Julgamento de El Chapo expõe ligações entre a política e o tráfico
Subornos e escalada de violência em meio à guerra às drogas alimentaram corrupção e controle do Estado sobre a população, afirma especialista
Internacional|Fábio Fleury, do R7
O julgamento de Joaquín 'El Chapo' Guzmán, nos EUA, começou a expôr publicamente as ligações íntimas entre o narcotráfico e a política no México.
A única testemunha a depor em quase duas semanas de audiências já confessou ter subornado diversos nomes ligados ao governo e à segurança pública do país, a mando do chefão.
Jesús 'El Rey' Zambada, irmão do sócio de Chapo no comando do cartel de Sinaloa, Ismael 'El Mayo Zambada', declarou diante do júri ter subornado funcionários de diversos cargos e escalões do país.
'Bode expiatório'
Logo na abertura do julgamento, a defesa de Guzmán afirmou que pretendia provar que seu cliente seria apenas um 'bode expiatório' e que Zambada teria subornado dois presidentes mexicanos para permanecer livre.
O juiz federal Brian Cogan, responsável pelo caso, criticou as declarações do advogado e pediu que ele se concentrasse em defender seu cliente das acusações por 17 crimes diferentes. Chapo pode pegar até prisão perpétua ao fim do julgamento.
Depoimento cancelado
Durante a última semana, fatos ocorridos fora da sala de audiência chamaram a atenção dos jornalistas: reuniões entre acusação, defesa e juiz a portas fechadas.
Estas reuniões deveriam ser sigilosas, mas a transcrição de uma delas vazou, mostrando que os advogados de Chapo foram impedidos de fazer perguntas a El Rey sobre pagamentos que ele teria feito a políticos.
Mais tarde, Zambada contou que levou pessoalmente duas malas com mais de US$ 3 milhões (cerca de R$ 11 milhões) em dinheiro para o ex-secretário de Segurança Nacional do México no governo do ex-presidente, Felipe Calderón.
Leia também
A testemunha também chegou a dizer que pagou uma propina de US$ 5 milhões (cerca de R$ 18 milhões) a um homem chamado Regino.
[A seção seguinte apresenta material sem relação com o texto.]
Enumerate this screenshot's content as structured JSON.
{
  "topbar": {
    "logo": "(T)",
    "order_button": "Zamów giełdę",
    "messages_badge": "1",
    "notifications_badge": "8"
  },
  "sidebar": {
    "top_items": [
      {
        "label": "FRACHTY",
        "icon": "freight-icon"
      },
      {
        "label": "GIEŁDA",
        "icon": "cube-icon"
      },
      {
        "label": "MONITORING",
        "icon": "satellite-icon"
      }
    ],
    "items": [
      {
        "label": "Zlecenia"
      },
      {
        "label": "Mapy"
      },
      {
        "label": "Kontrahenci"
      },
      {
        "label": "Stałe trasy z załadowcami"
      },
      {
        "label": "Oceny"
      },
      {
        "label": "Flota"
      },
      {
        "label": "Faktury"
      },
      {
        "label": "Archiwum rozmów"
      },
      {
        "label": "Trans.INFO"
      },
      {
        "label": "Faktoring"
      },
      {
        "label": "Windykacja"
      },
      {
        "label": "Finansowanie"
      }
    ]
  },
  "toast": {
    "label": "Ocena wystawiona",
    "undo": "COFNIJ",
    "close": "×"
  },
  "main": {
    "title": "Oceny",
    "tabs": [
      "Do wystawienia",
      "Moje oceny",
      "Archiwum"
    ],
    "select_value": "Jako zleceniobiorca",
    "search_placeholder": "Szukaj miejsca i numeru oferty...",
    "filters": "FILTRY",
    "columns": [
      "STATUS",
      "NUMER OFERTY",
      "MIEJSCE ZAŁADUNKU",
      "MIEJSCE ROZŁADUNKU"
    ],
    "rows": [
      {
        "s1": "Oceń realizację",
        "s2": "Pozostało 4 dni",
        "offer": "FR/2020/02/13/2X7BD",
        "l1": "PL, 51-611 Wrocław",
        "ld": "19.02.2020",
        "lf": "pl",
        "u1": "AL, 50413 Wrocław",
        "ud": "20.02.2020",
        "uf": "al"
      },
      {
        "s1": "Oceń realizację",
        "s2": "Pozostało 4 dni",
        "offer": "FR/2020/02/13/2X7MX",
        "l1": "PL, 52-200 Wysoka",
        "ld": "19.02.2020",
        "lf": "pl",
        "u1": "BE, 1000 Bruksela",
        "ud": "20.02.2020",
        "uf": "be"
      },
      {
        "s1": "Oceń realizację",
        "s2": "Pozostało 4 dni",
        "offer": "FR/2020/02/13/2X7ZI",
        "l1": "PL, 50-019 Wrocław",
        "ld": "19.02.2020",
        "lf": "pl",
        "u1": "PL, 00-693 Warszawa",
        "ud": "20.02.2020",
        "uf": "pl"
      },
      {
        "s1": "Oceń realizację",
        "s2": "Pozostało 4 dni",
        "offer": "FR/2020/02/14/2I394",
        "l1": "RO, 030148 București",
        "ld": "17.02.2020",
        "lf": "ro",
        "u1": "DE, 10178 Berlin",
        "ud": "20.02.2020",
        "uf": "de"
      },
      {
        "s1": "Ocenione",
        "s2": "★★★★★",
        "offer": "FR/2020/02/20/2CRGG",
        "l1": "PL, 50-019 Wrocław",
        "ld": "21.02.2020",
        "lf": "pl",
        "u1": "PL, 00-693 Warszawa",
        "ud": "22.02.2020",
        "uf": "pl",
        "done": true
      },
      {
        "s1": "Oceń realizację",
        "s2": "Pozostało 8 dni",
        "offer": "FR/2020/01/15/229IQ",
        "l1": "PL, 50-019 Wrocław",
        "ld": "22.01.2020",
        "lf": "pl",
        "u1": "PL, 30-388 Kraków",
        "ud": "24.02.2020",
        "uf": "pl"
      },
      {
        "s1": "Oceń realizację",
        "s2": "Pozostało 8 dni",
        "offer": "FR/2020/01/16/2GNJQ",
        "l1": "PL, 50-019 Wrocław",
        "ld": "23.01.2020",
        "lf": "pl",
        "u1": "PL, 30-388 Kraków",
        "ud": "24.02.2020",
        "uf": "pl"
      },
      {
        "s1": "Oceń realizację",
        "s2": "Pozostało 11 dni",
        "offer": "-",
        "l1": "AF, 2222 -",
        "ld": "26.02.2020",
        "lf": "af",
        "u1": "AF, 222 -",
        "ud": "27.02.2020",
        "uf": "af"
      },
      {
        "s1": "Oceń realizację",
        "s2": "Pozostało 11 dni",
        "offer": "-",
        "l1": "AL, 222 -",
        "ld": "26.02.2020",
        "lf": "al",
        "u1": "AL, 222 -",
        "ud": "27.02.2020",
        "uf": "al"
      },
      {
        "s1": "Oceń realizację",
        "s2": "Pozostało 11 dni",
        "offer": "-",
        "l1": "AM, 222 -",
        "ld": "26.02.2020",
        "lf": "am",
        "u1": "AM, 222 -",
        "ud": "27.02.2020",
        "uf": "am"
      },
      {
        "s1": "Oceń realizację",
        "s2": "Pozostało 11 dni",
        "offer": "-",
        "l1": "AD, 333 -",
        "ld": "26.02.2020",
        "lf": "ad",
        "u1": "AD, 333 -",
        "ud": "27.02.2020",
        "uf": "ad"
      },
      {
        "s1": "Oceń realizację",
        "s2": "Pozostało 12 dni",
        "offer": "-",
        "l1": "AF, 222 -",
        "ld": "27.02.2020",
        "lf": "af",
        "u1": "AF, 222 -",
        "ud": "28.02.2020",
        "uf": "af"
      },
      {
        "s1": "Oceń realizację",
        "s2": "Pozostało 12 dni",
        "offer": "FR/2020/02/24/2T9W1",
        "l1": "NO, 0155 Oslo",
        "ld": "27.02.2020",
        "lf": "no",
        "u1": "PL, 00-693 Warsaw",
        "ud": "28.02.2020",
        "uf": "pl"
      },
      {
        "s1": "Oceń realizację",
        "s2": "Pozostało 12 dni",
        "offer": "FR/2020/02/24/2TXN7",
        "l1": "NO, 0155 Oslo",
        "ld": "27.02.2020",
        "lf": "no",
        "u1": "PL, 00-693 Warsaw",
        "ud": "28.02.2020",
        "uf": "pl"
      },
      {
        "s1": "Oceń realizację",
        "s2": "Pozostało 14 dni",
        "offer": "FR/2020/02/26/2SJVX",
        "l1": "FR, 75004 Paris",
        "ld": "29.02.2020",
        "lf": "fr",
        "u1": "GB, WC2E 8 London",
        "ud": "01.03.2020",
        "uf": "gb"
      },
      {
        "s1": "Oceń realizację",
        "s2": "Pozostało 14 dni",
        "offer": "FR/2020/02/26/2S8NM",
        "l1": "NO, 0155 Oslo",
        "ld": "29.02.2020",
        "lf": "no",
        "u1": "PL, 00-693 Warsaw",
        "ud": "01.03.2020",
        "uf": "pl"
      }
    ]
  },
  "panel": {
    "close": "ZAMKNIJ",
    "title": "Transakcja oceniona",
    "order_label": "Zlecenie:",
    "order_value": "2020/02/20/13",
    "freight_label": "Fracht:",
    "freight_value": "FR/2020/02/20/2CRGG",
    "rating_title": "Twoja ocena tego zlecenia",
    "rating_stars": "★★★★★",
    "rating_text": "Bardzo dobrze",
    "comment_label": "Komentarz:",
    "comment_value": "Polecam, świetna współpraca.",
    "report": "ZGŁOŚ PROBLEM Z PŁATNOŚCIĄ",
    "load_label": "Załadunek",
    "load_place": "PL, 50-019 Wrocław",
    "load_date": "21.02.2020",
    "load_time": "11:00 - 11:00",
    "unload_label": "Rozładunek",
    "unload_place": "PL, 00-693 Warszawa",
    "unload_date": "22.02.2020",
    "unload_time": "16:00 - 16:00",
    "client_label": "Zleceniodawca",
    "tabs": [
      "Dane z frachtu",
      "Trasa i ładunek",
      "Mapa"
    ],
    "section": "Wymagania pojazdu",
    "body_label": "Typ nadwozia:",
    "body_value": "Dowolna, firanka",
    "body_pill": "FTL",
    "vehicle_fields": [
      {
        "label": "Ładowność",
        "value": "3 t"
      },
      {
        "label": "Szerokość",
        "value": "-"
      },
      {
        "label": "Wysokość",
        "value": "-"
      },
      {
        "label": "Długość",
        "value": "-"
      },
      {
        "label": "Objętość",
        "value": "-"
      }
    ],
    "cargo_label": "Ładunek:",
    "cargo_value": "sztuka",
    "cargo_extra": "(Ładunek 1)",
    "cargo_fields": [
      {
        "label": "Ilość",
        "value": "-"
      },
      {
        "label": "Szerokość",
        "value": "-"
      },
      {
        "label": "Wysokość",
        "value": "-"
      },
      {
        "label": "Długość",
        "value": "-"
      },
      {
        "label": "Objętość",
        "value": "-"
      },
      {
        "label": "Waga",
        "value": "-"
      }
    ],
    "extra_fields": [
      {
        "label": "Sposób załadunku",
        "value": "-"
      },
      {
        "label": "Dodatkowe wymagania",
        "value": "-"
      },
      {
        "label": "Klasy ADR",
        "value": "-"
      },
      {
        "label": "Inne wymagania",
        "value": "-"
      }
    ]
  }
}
A suspeita era de que ele seria Gabriel Regino, ex-subsecretário de Segurança Pública da Cidade do México em 2005, quando o prefeito era o presidente eleito do México, Andrés Manuel López Obrador, que assume o cargo no próximo dia 1º de dezembro.
Quando a defesa de El Chapo quis questionar El Rey sobre as ligações entre Regino e López Obrador, a promotoria fez uma objeção, que o juiz manteve, encerrando o interrogatório. Segundo o juiz, a ideia era evitar que o foco do julgamento saísse de Chapo.
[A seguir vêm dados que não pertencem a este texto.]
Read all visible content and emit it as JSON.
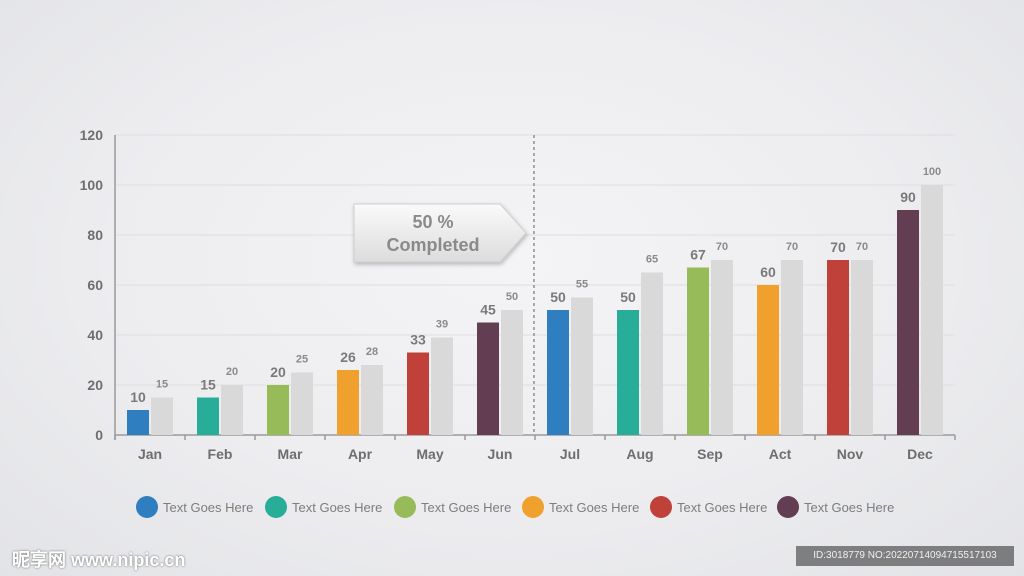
{
  "chart_data": {
    "type": "bar",
    "categories": [
      "Jan",
      "Feb",
      "Mar",
      "Apr",
      "May",
      "Jun",
      "Jul",
      "Aug",
      "Sep",
      "Act",
      "Nov",
      "Dec"
    ],
    "series": [
      {
        "values": [
          10,
          15,
          20,
          26,
          33,
          45,
          50,
          50,
          67,
          60,
          70,
          90
        ]
      },
      {
        "values": [
          15,
          20,
          25,
          28,
          39,
          50,
          55,
          65,
          70,
          70,
          70,
          100
        ]
      }
    ],
    "ylim": [
      0,
      120
    ],
    "yticks": [
      0,
      20,
      40,
      60,
      80,
      100,
      120
    ],
    "grid": true,
    "title": "",
    "xlabel": "",
    "ylabel": "",
    "legend_position": "bottom",
    "legend": [
      "Text Goes Here",
      "Text Goes Here",
      "Text Goes Here",
      "Text Goes Here",
      "Text Goes Here",
      "Text Goes Here"
    ],
    "annotation": {
      "line1": "50 %",
      "line2": "Completed",
      "after_category": "Jun"
    }
  },
  "colors": {
    "bar_colors": [
      "#2f7ebf",
      "#28ae98",
      "#98bb59",
      "#f0a12d",
      "#c0413a",
      "#633d52"
    ],
    "secondary_bar": "#d9d9d9",
    "axis": "#9a9a9a",
    "grid": "#dedede"
  },
  "watermark": {
    "site": "昵享网 www.nipic.cn",
    "id": "ID:3018779 NO:20220714094715517103"
  }
}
Perspectivas para o México
Para a jornalista canadense Dawn Paley, professora da Universidade Autônoma de Puebla, no México, a relação entre o governo e o tráfico deve ser elucidada no país justamente a partir da posse do novo presidente, Manuel López Obrador.
Ele é o primeiro presidente eleito em décadas por um partido fora do núcleo de direita formado pelo PRI e pelo PAN, que governam o país desde a década de 1950.
"Com dez dias no cargo, em 2006, Felipe Calderón declarou a guerra às drogas. Embates sociais estavam no auge e, a partir disso, o país teve a maior onda de violência desde a Revolução Mexicana, com centenas de milhares de mortes", afirma Paley.
Controle da sociedade
Utilizar os militares para reprimir o narcotráfico fez com que o Estado tivesse um maior controle sobre setores que exigiam mudanças no país, segundo ela.
"A guerra às drogas serviu para limitar não apenas movimentos sociais, como qualquer tipo de organização comunitária, mobilidade social, direitos, foi um modo de conter e controlar a sociedade", afirmou a pesquisadora.
Segundo ela, isso foi mantido no governo de Enrique Peña Nieto. "É importante ficar de olho no que diz o presidente López Obrador. Algumas de suas falas estão convergindo para o centro, mas é uma chance de mudar de verdade o país", disse ela.